Sejarah Ujung Gebang - Cirebon (Dok Salakanagara )
- Get link
- X
- Other Apps
Oleh :Yudhi S Suradimadja
Ujunggebang adalah desa di Kecamatan Susukan, Cirebon, Jawa Barat,
Indonesia. Desa ini terletak di perbatasan Kabupaten Cirebon dan
Kabupaten Indramayu. Sebagian besar penduduknya bermata pencaharian
sebagai petani terutama petani padi karena topografinya yang mendukung
pertanian sawah. Dengan luas lahan pertanian sekitar 555 hektare, saat
ini Ujunggebang menjadi salah satu daerah penghasil padi utama.
Desa
Ujunggebang terletak di koordinat 6°36′25″LS,108°21′20″BT, berada pada 1
km dari jalur utama Pantura antara Cirebon - Jakarta via Palimanan, 30
Km dari Kota Cirebon.
Desa Ujunggebang berbatasan langsung
dengan desa Luwungkencana di sebelah barat, desa Susukan di sebelah
selatan, desa Bunder di sebelah timur, dan Kabupaten Indramayu di
sebelah utara.
Di samping wilayah induk, Ujunggebang memiliki dua
wilayah dusun/pecantilan yang terpisah dari wilayah induk, yaitu Dusun
Gebangsari bagian utara dan Dusun Pule bagian selatan.
Sejarah
Ketika Syarif Hidayatullah dinobatkan menjadi raja di Keraton
Pakungwati Cirebon sebagai Sunan di Gunung Jati sekitar tahun 1482M,
beliau memiliki bhayangkari Kerton Pakungwati yang sangat tangguh
dipimpin oleh Pangeran Carbon (putranya Mbah Kuwu Cakrabuana) atau
disebut Senopati Yudalaga (Panglima Perang Keraton Cirebon).
Salah
satu bawahan Pangeran Carbon yang patuh, setia dan pemberani adalah
Anyung Brata ("a"= aku, "nyung" = selalu siap siaga, "brata" = perang)

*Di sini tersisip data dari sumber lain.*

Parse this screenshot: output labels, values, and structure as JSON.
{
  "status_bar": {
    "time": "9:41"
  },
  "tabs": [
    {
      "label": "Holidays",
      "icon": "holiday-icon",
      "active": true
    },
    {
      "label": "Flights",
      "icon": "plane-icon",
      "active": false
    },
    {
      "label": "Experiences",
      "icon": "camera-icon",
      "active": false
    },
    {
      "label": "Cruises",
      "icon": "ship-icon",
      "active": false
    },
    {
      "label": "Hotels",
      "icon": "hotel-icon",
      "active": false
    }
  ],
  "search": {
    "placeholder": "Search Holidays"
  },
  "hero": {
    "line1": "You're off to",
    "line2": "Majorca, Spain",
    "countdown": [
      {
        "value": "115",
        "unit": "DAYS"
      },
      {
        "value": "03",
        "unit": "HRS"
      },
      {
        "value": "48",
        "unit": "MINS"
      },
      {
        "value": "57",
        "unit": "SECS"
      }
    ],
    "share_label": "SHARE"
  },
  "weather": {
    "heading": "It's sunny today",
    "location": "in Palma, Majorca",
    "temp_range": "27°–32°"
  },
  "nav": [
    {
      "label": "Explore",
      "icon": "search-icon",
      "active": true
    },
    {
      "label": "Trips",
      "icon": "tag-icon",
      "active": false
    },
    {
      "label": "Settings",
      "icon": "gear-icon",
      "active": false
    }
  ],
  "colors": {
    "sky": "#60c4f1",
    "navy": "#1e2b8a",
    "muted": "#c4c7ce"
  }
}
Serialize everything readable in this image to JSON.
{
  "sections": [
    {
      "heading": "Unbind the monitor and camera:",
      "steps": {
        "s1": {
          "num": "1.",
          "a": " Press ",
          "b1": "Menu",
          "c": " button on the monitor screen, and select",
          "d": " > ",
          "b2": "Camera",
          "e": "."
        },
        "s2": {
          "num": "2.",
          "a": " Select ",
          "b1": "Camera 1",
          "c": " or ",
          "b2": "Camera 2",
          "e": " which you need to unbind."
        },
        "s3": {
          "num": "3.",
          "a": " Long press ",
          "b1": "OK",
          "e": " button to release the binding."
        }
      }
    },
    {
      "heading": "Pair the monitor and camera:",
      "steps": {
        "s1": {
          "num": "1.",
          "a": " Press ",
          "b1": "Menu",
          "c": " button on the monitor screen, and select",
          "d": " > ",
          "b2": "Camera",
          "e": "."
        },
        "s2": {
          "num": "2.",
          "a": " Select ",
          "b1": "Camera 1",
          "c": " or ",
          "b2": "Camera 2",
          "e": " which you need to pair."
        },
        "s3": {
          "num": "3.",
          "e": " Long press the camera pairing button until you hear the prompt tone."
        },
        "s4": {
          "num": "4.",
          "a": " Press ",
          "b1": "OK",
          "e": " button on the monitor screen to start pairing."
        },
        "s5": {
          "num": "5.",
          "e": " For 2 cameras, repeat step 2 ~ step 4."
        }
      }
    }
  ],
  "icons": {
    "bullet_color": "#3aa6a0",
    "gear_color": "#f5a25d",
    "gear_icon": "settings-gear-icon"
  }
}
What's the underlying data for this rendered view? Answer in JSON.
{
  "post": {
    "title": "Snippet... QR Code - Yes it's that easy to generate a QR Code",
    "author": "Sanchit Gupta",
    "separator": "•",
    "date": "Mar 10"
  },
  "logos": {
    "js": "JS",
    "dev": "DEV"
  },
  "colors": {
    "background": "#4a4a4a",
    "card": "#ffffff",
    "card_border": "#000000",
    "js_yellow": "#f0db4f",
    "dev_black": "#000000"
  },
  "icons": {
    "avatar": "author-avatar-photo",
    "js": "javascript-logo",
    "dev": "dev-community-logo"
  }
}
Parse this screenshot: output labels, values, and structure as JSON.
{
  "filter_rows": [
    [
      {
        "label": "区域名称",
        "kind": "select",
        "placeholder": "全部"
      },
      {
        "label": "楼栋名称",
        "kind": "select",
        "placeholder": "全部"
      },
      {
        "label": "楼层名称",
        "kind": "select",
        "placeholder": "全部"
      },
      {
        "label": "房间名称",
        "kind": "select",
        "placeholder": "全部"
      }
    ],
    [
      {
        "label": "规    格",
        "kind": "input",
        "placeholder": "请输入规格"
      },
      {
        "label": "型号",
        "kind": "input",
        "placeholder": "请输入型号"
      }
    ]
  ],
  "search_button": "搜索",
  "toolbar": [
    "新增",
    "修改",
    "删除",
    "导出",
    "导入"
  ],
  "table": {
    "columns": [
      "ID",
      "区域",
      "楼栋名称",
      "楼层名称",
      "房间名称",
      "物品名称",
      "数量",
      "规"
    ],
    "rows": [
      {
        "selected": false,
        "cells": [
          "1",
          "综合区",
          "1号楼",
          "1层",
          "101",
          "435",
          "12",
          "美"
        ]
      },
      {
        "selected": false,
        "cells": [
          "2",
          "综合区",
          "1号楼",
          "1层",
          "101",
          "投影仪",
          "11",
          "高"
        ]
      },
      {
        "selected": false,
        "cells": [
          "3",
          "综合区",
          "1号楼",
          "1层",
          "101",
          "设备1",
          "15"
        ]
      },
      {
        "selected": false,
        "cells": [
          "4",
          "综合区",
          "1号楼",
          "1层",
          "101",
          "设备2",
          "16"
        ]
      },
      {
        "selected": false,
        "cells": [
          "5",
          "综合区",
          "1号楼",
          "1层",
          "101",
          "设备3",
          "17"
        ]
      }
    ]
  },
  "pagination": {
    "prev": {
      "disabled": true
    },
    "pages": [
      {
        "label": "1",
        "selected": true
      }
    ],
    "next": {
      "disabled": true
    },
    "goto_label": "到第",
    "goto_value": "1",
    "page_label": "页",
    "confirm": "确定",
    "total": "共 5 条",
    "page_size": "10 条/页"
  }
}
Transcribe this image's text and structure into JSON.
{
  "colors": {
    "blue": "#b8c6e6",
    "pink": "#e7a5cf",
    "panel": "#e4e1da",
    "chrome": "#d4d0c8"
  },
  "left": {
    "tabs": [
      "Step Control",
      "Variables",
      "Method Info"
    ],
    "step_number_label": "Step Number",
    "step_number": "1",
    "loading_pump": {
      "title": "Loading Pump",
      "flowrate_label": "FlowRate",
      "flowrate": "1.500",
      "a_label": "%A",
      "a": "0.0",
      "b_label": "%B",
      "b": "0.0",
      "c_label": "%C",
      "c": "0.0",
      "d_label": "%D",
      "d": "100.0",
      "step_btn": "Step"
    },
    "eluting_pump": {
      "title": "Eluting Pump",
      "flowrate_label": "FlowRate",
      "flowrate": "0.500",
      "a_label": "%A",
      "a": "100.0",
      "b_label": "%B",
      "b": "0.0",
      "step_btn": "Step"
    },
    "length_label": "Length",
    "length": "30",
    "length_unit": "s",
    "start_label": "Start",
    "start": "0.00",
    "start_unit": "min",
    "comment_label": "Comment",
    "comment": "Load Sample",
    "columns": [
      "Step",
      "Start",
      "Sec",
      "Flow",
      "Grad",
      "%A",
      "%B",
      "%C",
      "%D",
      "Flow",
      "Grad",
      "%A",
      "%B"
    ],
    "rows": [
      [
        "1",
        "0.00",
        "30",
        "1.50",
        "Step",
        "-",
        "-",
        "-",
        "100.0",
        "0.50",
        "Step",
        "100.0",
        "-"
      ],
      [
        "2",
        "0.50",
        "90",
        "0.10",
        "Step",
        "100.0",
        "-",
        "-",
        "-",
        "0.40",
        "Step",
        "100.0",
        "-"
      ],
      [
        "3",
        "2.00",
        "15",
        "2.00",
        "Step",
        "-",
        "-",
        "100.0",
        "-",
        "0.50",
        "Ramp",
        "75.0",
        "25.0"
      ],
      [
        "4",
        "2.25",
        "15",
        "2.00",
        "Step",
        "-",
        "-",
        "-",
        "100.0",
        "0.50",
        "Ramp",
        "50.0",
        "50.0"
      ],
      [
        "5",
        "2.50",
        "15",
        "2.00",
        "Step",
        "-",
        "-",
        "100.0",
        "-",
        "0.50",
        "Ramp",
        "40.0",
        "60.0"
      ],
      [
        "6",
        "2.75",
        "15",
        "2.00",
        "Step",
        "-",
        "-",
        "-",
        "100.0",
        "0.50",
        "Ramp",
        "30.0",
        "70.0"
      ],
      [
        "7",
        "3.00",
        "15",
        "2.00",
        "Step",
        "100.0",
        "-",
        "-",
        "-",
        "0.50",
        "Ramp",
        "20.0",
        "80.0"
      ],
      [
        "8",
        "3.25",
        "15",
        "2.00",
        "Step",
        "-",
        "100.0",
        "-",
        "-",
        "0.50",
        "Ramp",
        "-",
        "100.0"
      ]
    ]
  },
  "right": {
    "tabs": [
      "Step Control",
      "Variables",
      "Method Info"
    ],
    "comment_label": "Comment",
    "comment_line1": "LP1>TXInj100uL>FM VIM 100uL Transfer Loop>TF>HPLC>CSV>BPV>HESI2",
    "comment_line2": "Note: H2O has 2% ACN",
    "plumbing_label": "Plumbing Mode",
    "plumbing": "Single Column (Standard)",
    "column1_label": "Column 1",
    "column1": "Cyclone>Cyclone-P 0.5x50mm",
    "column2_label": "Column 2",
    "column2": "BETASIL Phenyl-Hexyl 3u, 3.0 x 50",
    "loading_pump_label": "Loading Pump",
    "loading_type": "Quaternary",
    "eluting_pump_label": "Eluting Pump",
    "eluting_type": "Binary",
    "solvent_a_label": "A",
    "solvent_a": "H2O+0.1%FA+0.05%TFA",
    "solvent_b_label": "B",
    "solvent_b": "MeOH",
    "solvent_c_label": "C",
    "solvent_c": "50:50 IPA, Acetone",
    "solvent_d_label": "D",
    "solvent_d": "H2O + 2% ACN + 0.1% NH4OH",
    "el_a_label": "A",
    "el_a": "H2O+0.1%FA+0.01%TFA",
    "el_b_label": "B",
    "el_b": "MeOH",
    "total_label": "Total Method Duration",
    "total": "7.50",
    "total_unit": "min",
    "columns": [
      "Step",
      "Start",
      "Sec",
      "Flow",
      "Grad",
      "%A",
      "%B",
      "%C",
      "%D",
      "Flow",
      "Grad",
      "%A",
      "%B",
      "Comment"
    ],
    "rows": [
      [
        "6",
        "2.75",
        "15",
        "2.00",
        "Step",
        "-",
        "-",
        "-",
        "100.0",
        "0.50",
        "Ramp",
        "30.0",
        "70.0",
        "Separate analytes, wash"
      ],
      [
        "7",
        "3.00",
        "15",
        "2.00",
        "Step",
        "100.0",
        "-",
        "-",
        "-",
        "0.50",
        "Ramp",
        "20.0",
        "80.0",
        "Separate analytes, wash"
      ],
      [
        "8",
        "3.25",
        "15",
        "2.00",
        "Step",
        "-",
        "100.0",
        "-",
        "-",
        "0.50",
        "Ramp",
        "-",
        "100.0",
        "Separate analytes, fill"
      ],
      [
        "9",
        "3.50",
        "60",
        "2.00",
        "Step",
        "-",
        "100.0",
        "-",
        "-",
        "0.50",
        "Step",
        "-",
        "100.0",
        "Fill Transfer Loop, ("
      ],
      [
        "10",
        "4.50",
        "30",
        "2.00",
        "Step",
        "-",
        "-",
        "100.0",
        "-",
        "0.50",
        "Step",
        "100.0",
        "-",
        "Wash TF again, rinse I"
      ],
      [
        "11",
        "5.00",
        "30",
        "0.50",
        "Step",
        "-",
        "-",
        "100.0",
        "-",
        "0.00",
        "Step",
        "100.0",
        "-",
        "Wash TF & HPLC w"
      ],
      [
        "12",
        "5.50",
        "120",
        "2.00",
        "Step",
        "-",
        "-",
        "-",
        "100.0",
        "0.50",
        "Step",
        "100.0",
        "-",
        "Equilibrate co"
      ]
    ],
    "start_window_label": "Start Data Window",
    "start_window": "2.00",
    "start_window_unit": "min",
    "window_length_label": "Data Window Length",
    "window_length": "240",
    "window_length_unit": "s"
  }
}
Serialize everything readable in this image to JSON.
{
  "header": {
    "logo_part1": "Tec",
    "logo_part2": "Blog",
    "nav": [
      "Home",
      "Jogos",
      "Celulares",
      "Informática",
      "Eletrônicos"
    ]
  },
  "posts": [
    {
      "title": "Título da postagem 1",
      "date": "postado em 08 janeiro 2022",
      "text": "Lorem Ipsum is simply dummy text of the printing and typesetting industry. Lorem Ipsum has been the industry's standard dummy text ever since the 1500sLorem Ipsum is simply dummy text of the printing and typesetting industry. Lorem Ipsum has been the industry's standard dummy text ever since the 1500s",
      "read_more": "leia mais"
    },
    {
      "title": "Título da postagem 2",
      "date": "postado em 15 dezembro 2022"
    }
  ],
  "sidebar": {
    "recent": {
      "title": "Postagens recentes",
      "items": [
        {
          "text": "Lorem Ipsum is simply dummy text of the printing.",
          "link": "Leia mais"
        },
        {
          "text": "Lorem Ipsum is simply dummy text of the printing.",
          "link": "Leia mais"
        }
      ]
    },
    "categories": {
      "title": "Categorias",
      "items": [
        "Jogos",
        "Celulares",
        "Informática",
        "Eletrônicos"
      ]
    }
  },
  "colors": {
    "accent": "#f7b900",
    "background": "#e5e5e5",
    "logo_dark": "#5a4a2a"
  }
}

yang selalu berada di barisan terdepan ketika terjadi kerusuhan,
peperangan dan keributan, karena keberanainya itulah Anyung Brata selalu
disayang oleh Pangeran Carbon sebagai panglima perang.
Untuk
menambah keprawiraan dan pengetahuan keagamaannya, Pangeran Carbon dan
Anyung Brata berguru ilmu kepada seorang wali yang dianggap mumpuni
dalam kema'rifatan yakni Syekh Lemahabang/Syekh Siti Jenar/ Syekh Jabal
Rantah.
Namun kemudian, Dewan Wali menganggap ajaran Syekh
Lemahabang menyimpang karena tidak sesuai dengan syariat Islam, dan
dianggap mengganggu proses penyebaran syariat Islam.
Untuk
menghindari pertumpahan darah antara pasukan Demak dan Cirebon, sesepuh
Cirebon, Mbah Kuwu Cirebon dan para pelaksana hukum serta para senopati
Keraton Cirebon yaitu Pangeran Kejaksan, Pangeran Panjunan, Ki Ageng
Bungko dan Pangeran Carbon, menyarankan agar yang diadili adalah Syekh
Lemahabang saja sebagai Mahaguru yang harus mempertanggungjawabkannya.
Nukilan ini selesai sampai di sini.